Global Crisis Blog

The New Crisis is Now!

By Shlomo Maital

Within the 500-word discipline of a brief blog, is it possible to explain why the global crisis, often listed as 2007-9, is in fact ongoing and about to get much worse?

Let me try.

The crisis occurred because the world became imbalanced.  America spent, consumed and printed endless quantities of dollars, scattered throughout the world, in order to import.  The period 1980-2007 was an American party that lasted a whole generation. Asia saved, invested and exported, accumulated dollars (to keep Asian currencies and goods from getting too expensive) and grew rapidly, lending America the funds to keep the party going.  Never in history have wealthy nations borrowed so much, so rapidly, from many poor ones.  In such a tilted world, with goods flowing in one direction (east to west), and money flowing in the other (west to east),   it was clear the situation could not continue (although it lasted longer than should have been possible, with the partying Americans conspiring with the nose-to-the-grindstone Asians to keep it going).

Now, it is time for rebalancing.  That means:  Americans save, invest and export.  Asians spend, consume, and import.

It has to happen.  But — it cannot happen.

To save, America must slash its government deficit. To slash the deficit, it must cut entitlements (Medicare, Social Security).  Politically, this is impossible.   Besides, in order to boost exports, you have to make something (goods, not services). But America long ago shifted its production to Asia; U.S. manufacturing is less than 10 per cent of GDP, mostly, items that do not enter into world trade.

To spend, China must boost its domestic consumption.  For this to happen, China’s corporations must stop hoarding profits and reduce their investment.  But why?  The fundamental business model built on exports has created enormous wealth.  It supports rapid growth.  China must grow, in order to employ hundreds of millions of workers migrating from the farms in the West to the factories in the East.  Why fix it, if it isn’t broken? (China, it will be recalled, continued to grow rapidly despite the global crisis).

The only chance for job creation in the U.S. is for exports to rise and imports to fall. But neither import substitution nor export growth can occur until America reinvents its manufacturing.   But President Obama recently offered the Chinese to produce Boeing aircraft in that country.  Brilliant!  An American job creation program that creates jobs in Shenzhen.   In America’s “cash for clunkers” program, widely praised, most of the clunkers were traded in for foreign fuel-efficient cars.  Korea got the jobs.

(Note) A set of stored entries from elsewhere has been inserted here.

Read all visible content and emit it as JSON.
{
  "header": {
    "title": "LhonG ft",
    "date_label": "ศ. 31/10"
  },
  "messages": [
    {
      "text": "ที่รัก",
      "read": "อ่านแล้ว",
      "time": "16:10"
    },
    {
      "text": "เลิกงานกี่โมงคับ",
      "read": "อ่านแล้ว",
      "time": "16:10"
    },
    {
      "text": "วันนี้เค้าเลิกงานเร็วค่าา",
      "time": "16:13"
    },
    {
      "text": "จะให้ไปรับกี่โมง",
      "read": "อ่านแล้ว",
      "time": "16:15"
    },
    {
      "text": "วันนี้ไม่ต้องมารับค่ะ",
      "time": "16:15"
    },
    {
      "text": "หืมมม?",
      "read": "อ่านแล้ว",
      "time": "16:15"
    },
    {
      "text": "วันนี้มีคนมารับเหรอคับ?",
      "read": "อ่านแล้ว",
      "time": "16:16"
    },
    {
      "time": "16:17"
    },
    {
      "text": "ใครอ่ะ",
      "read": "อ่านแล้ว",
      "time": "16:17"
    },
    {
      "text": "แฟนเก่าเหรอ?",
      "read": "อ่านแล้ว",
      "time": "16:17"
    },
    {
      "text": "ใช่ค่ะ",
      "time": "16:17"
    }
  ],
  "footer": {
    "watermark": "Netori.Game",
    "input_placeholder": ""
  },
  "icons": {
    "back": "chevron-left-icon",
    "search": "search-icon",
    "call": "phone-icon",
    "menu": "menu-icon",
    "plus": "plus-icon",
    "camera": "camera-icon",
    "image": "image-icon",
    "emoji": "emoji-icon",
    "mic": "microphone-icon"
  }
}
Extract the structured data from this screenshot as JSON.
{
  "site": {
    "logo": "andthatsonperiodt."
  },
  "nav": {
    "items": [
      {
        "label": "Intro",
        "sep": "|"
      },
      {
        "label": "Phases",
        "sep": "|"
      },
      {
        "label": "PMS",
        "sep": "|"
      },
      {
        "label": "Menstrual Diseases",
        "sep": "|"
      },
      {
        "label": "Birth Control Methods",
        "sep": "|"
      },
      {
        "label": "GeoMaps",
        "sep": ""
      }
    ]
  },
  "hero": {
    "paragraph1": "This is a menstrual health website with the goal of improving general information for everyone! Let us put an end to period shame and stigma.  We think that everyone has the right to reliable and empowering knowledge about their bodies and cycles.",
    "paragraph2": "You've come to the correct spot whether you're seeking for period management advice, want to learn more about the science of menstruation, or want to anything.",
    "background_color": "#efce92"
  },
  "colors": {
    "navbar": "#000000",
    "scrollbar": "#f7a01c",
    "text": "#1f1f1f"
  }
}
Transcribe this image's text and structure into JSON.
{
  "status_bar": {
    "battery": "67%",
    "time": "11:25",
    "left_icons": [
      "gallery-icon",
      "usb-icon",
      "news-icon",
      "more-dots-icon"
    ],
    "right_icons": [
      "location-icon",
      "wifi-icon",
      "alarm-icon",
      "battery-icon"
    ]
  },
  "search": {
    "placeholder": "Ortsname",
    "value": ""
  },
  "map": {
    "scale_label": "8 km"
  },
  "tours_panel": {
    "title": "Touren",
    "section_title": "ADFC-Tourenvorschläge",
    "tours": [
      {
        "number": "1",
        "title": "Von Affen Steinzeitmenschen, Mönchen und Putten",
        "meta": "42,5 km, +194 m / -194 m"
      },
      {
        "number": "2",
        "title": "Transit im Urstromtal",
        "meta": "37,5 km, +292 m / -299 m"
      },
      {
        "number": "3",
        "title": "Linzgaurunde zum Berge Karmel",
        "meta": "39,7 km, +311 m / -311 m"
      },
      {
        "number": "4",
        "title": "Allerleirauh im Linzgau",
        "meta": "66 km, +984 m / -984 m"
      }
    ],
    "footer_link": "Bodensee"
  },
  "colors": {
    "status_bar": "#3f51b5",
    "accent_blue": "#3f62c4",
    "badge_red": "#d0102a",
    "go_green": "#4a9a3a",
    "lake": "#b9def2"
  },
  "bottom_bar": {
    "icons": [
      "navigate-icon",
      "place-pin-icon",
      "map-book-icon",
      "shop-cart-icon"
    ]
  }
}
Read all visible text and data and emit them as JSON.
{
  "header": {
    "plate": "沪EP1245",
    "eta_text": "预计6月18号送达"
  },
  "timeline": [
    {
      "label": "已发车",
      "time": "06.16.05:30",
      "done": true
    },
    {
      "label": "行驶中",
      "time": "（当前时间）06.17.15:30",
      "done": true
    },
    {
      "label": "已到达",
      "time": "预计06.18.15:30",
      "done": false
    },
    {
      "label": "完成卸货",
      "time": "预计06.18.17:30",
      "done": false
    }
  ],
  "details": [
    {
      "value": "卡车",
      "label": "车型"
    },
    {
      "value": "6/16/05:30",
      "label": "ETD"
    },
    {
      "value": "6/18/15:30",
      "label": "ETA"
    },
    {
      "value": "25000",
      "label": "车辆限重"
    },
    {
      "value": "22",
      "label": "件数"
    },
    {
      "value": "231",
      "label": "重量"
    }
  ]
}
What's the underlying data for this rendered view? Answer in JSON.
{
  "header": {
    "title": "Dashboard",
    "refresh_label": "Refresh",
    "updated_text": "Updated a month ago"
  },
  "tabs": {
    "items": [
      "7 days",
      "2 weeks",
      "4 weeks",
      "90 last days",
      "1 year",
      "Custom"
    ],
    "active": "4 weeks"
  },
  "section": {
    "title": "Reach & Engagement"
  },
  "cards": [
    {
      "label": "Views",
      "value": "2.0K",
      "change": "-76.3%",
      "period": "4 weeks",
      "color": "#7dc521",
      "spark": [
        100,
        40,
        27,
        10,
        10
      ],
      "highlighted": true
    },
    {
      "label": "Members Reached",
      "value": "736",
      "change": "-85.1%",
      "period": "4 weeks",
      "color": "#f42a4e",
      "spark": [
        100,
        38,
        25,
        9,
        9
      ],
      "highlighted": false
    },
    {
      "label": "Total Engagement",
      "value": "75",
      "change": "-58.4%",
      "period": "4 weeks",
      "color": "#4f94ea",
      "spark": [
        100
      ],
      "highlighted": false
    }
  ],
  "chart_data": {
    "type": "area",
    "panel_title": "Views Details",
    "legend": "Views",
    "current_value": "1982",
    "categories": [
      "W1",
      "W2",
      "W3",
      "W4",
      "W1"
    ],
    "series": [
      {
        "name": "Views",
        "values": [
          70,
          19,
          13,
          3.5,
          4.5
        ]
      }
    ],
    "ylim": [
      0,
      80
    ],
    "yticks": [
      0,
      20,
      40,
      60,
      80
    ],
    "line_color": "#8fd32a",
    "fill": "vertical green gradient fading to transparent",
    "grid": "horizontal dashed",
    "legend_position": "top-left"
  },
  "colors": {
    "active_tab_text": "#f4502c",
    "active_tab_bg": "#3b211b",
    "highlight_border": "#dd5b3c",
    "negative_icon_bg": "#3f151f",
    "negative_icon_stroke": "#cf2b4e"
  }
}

If rebalancing cannot occur, then imbalance will continue, as will the ongoing crisis.  And it will get worse.   Germany pursues a self-interest policy of boosting exports, at all costs, ignoring American pleas to import more.  European nations pursue an “every country for itself” policy, at a time when political unity is more vital than ever.   Asian leaders listen politely to American lectures on how to restructure their economies,  watch America’s economy stagnate, and  smile politely.

A recent study of global risk  by the World Economic Forum  lists some 50 risky events, together with their magnitude and probability.  Risks include social, political, technological, medical and economic.  The five top risks are all economic, including the leading candidate — a risk of “asset price collapse”, causing trillions in losses, with probability exceeding one in five.  Without rebalancing, asset prices will again collapse.

Readers, fasten your seat belts. Get out of debt, if you can.  We will all need every ounce of resilience and courage we have.